I ladri di cadaveri

I ladri di cadaveri
Firenze, XIX secolo. Un calesse col cadavere di un uomo decapitato alla guida viene rinvenuto davanti alla malfamata Osteria del Frate. Poche ore dopo una donna in stato confusionale si presenta al Commissariato con in un involto un macabro ritrovamento: una mano mozzata di donna. La polizia sta per iniziare le indagini quando giunge notizia di una testa mozzata ritrovata vicino all'Arno: c'è un maniaco omicida che gira per la città mutilando poveri sventurati? Il commissario Domenico Arganti, detto Lucertolo, deve risolvere il mistero alla svelta, prima che altri morti si aggiungano alla lista...
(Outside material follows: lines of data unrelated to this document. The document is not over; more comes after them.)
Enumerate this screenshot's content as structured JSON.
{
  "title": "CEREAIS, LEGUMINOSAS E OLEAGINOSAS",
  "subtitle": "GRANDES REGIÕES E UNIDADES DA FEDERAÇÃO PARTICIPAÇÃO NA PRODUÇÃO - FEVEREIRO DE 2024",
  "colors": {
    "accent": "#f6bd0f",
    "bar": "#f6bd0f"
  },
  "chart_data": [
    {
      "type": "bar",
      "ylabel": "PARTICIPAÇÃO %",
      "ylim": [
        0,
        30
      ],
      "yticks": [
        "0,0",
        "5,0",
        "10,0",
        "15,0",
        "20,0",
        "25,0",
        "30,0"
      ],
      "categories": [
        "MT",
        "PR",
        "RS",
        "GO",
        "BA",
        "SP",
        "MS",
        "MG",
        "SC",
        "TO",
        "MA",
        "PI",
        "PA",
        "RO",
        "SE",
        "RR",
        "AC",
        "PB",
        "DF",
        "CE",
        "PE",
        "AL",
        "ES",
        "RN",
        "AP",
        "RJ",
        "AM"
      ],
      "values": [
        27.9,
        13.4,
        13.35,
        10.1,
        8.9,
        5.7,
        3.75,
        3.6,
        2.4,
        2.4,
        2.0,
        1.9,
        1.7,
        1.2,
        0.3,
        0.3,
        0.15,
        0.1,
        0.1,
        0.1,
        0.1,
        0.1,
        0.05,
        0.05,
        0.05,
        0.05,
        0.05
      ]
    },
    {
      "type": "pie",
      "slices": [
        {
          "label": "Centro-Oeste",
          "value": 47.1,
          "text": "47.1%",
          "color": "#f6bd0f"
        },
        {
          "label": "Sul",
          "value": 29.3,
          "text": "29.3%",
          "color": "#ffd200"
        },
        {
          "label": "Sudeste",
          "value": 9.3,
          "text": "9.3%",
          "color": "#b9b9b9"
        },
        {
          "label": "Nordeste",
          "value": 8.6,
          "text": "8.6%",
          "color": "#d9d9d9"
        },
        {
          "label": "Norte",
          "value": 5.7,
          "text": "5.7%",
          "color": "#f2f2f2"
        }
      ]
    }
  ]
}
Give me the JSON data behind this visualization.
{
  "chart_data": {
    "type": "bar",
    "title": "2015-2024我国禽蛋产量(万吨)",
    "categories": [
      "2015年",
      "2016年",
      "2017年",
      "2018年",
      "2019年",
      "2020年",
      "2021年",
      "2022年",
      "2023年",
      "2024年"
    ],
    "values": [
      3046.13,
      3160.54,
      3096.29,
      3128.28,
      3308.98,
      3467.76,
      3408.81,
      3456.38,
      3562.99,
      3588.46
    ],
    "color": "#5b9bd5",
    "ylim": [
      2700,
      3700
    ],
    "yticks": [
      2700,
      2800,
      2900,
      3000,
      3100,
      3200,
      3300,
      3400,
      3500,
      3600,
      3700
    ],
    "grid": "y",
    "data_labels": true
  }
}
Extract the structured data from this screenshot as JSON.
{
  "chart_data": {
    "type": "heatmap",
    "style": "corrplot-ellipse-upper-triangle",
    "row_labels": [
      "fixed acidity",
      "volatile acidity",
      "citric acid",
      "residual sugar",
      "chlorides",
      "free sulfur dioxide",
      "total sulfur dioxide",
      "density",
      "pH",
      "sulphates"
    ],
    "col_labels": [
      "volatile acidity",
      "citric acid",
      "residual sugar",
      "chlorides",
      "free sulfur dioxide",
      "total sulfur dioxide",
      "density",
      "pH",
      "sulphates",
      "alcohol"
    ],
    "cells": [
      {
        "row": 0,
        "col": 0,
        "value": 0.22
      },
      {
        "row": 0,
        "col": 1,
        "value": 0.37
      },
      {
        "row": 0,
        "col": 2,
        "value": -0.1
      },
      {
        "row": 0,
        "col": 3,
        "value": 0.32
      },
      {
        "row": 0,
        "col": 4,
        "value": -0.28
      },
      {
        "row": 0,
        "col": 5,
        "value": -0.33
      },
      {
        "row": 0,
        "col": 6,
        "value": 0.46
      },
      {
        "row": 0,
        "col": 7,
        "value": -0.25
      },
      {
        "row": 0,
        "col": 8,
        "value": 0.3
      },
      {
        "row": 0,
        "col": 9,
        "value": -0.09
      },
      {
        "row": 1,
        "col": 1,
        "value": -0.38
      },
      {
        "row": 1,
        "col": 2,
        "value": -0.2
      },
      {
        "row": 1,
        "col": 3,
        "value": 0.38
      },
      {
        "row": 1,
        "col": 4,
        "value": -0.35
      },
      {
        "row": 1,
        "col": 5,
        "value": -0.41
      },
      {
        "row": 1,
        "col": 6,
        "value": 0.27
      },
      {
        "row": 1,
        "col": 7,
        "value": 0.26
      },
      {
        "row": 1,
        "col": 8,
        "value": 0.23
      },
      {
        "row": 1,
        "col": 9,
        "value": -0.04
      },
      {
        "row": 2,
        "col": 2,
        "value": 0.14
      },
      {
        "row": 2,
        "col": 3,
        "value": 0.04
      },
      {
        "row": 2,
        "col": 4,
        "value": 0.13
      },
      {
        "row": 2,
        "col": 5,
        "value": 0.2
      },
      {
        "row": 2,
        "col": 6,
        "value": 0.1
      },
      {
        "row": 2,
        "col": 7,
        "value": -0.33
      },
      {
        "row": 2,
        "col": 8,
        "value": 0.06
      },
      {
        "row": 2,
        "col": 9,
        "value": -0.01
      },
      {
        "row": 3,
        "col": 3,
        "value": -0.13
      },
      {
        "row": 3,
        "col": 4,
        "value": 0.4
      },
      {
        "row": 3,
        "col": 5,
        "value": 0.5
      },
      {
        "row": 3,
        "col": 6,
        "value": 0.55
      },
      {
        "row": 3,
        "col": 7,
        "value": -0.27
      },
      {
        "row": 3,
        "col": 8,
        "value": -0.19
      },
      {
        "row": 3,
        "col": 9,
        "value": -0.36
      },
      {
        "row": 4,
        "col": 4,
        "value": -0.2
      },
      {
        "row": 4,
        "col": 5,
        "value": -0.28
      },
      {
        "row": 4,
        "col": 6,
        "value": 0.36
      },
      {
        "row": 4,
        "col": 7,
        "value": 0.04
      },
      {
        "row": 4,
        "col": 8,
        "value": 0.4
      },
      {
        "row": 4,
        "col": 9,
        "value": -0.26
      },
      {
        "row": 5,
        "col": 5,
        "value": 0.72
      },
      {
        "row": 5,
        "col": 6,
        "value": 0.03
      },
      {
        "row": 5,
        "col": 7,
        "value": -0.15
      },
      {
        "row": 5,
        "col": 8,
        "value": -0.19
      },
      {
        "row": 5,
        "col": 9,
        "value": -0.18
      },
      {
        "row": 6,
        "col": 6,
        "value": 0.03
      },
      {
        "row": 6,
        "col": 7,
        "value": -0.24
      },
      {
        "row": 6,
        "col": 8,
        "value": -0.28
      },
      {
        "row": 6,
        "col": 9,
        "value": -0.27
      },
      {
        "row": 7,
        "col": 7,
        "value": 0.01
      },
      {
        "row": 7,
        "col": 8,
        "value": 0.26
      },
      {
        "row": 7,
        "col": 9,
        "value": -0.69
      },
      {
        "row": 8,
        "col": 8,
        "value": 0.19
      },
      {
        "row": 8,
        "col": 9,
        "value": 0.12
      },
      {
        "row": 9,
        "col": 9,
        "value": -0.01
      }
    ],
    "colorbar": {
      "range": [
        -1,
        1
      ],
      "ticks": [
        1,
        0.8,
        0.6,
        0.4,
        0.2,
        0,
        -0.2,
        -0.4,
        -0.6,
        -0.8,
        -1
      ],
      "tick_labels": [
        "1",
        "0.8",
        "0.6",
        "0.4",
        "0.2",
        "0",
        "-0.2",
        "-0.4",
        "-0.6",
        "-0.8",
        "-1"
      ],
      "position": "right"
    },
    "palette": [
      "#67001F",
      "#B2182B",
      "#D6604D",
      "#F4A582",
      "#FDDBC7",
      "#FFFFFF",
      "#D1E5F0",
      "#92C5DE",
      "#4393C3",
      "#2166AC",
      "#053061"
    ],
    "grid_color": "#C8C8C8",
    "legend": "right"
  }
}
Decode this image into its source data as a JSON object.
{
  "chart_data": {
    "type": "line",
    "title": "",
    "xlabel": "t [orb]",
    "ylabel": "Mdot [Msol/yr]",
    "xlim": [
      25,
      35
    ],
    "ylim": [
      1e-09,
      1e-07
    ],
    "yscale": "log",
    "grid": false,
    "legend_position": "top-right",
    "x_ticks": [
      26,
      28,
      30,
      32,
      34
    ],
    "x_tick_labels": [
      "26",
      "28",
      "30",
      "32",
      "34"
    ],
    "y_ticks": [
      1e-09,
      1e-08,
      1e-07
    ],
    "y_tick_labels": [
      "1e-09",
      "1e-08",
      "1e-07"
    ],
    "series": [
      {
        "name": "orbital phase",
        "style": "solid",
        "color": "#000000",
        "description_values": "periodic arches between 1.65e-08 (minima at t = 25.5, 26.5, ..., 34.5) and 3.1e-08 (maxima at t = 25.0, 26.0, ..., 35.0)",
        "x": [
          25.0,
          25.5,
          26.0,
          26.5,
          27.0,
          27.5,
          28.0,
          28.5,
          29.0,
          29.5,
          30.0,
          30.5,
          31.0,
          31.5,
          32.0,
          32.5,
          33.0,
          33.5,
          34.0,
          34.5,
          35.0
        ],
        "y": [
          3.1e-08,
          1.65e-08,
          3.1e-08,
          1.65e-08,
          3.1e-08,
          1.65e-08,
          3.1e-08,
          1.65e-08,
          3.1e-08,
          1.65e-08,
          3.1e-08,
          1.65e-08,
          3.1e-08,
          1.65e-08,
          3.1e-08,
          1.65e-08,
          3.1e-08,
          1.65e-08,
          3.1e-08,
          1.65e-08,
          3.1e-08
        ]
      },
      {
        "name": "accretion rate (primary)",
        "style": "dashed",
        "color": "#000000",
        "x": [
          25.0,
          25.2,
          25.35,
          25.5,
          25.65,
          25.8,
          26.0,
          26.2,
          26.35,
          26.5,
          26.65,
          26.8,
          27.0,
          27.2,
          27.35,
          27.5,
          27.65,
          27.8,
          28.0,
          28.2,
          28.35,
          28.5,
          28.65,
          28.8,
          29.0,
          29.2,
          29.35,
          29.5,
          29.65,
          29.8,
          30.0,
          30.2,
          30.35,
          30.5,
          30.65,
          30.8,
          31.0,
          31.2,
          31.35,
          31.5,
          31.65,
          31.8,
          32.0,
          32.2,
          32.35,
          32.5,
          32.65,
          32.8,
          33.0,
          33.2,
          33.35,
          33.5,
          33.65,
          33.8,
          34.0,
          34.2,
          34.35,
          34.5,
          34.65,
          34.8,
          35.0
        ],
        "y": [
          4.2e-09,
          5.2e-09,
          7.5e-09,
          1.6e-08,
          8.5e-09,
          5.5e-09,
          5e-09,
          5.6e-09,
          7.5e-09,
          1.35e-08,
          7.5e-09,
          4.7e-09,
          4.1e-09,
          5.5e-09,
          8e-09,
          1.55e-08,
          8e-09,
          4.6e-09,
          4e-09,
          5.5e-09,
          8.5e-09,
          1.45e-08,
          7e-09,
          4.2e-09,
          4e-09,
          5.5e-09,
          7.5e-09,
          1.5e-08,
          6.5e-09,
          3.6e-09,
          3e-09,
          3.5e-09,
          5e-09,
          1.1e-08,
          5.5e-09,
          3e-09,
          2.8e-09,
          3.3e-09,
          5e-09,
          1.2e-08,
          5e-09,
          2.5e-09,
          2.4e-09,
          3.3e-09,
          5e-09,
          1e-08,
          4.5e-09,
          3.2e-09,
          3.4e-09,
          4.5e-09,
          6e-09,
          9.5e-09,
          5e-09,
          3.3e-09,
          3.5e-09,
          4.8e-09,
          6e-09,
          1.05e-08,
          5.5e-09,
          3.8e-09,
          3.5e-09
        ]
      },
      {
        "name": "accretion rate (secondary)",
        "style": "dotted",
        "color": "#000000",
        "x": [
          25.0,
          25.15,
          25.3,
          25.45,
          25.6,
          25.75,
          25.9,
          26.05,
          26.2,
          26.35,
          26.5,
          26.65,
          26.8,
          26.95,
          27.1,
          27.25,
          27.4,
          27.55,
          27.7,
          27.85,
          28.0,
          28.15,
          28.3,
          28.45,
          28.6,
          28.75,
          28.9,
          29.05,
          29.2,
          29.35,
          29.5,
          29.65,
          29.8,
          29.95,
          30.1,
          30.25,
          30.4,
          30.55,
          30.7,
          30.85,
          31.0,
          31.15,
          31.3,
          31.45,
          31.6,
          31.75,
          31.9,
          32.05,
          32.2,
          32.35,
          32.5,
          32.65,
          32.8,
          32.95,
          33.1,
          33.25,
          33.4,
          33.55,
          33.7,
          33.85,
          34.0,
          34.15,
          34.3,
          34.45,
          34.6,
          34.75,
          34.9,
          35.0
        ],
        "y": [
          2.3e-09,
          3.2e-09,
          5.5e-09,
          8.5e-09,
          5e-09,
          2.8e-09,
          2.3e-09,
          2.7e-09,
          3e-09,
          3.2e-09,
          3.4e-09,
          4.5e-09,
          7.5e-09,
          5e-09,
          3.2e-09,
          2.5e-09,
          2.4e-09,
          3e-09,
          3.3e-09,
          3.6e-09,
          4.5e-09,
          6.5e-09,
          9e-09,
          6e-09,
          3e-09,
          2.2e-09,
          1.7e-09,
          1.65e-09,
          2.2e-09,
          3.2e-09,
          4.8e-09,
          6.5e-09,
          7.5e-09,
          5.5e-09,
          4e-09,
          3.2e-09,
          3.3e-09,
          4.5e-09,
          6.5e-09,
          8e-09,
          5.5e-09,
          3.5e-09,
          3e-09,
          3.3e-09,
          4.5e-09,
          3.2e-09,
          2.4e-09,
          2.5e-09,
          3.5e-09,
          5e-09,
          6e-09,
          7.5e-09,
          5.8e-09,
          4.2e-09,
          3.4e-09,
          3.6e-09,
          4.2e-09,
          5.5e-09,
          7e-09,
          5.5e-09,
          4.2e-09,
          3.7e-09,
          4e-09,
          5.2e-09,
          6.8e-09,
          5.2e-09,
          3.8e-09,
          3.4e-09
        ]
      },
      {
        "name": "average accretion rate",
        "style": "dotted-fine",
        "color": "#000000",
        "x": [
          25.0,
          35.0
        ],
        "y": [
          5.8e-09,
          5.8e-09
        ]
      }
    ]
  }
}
Il romanzo di Jarro, al secolo Giulio Piccini, fu pubblicato nel 1883 (quattro anni prima della pubblicazione della prima avventura di Sherlock Holmes) ed è un magnifico esempio di protogiallo con contaminazioni feulleiton. L'incredibile modernità del libro è dovuta in gran parte alla figura del protagonista, quel Lucertolo che sembra tirato fuori di peso da un thriller di nuovissima generazione: ambizioso, sagace, aggressivo, solitario, il poliziotto Lucertolo è chiamato a risolvere un mistero che nasconde altri misteri dentro di sé, come in un gioco di scatole cinesi. Dimenticato per più di un secolo, il lavoro di Jarro viene ora riproposto da Aliberti (a quando la riedizione delle altre avventure di Lucertolo?) con l'ausilio di un illuminante apparato critico. Una riscoperta che non può e non deve sfuggire a chi della letteratura del mistero e del crimine, soprattutto quella in costume, ha fatto la sua passione.